Et Joseph vit que son père posait sa main droite sur la tête d’Éphraïm, et cela fut mauvais à ses yeux; et il saisit la main de son père pour la détourner de dessus la tête d’Éphraïm [et la poser] sur la tête de Manassé.
18 En Jozef zeide tot zijn vader: Niet alzo, mijn vader! want deze is de eerstgeborene; leg uw rechterhand op zijn hoofd.
Et Joseph dit à son père: Pas ainsi, mon père; car celui-ci est le premier-né; mets ta main droite sur sa tête.
19 Maar zijn vader weigerde het, en zeide: Ik weet het, mijn zoon! ik weet het; hij zal ook tot een volk worden, en hij zal ook groot worden; maar nochtans zal zijn kleinste broeder groter worden dan hij, en zijn zaad zal een volle menigte van volkeren worden.
Et son père refusa, disant: Je le sais, mon fils, je le sais; lui aussi deviendra un peuple, et lui aussi sera grand; toutefois son frère, qui est le plus jeune, sera plus grand que lui, et sa semence sera une plénitude de nations.
20 Alzo zegende hij ze te dien dage, zeggende: In u zal Israel zegenen, zeggende: God zette u als Efraim en als Manasse! En hij zette Efraim voor Manasse.
Et il les bénit ce jour-là, disant: En toi Israël bénira, disant: Dieu te rende tel qu’Éphraïm et que Manassé!

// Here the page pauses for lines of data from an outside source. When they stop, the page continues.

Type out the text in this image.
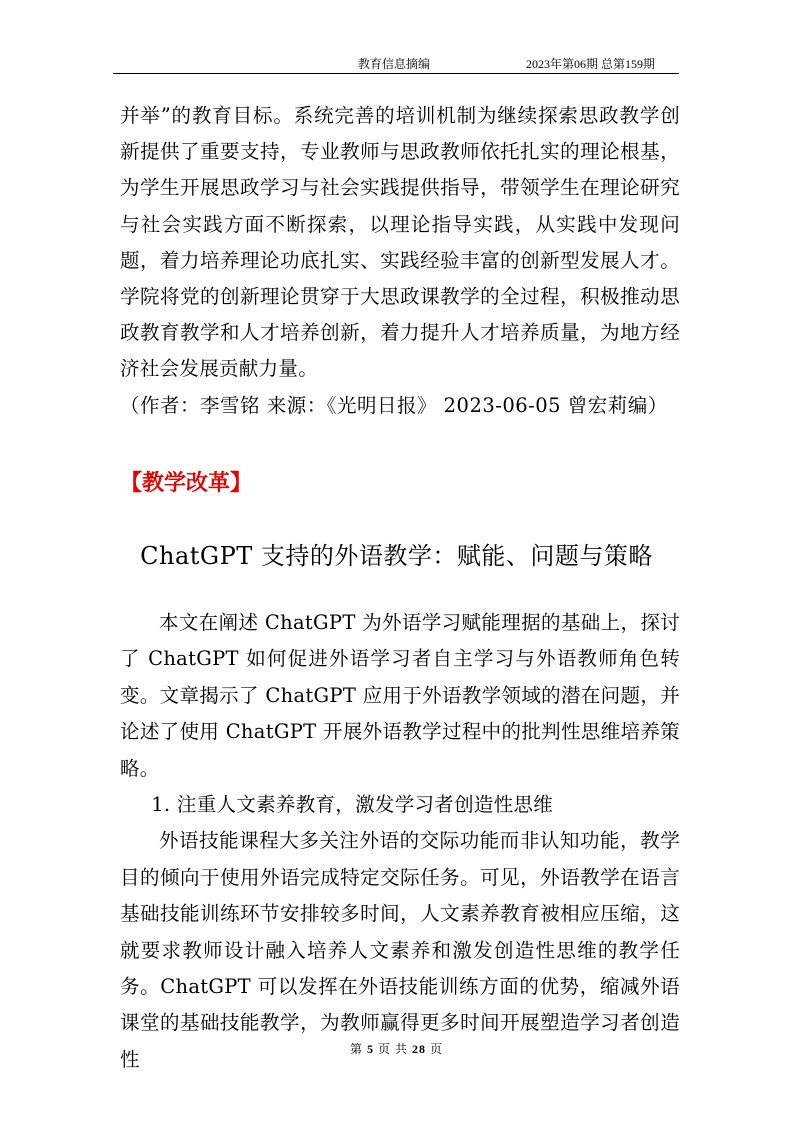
教育信息摘编	2023年第06期 总第159期

并举”的教育目标。系统完善的培训机制为继续探索思政教学创新提供了重要支持，专业教师与思政教师依托扎实的理论根基，为学生开展思政学习与社会实践提供指导，带领学生在理论研究与社会实践方面不断探索，以理论指导实践，从实践中发现问题，着力培养理论功底扎实、实践经验丰富的创新型发展人才。学院将党的创新理论贯穿于大思政课教学的全过程，积极推动思政教育教学和人才培养创新，着力提升人才培养质量，为地方经济社会发展贡献力量。

（作者：李雪铭 来源：《光明日报》 2023-06-05 曾宏莉编）

【教学改革】
ChatGPT 支持的外语教学：赋能、问题与策略

本文在阐述 ChatGPT 为外语学习赋能理据的基础上，探讨了 ChatGPT 如何促进外语学习者自主学习与外语教师角色转变。文章揭示了 ChatGPT 应用于外语教学领域的潜在问题，并论述了使用 ChatGPT 开展外语教学过程中的批判性思维培养策略。

1. 注重人文素养教育，激发学习者创造性思维

外语技能课程大多关注外语的交际功能而非认知功能，教学目的倾向于使用外语完成特定交际任务。可见，外语教学在语言基础技能训练环节安排较多时间，人文素养教育被相应压缩，这就要求教师设计融入培养人文素养和激发创造性思维的教学任务。ChatGPT 可以发挥在外语技能训练方面的优势，缩减外语课堂的基础技能教学，为教师赢得更多时间开展塑造学习者创造性	第 5 页 共 28 页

Et il mit Éphraïm avant Manassé.
21 Daarna zeide Israel tot Jozef: Zie, ik sterf; maar God zal met ulieden wezen, en Hij zal u wederbrengen in het land uwer vaderen.
Et Israël dit à Joseph: Voici, je meurs; et Dieu sera avec vous, et vous fera retourner dans le pays de vos pères.
22 En ik heb u een stuk lands gegeven boven uw broederen; hetwelk ik, met mijn zwaard en met mijn boog, uit de hand der Amorieten genomen heb.
Et moi, je te donne, de plus qu’à tes frères, une portion que j’ai prise de la main de l’Amoréen avec mon épée et mon arc.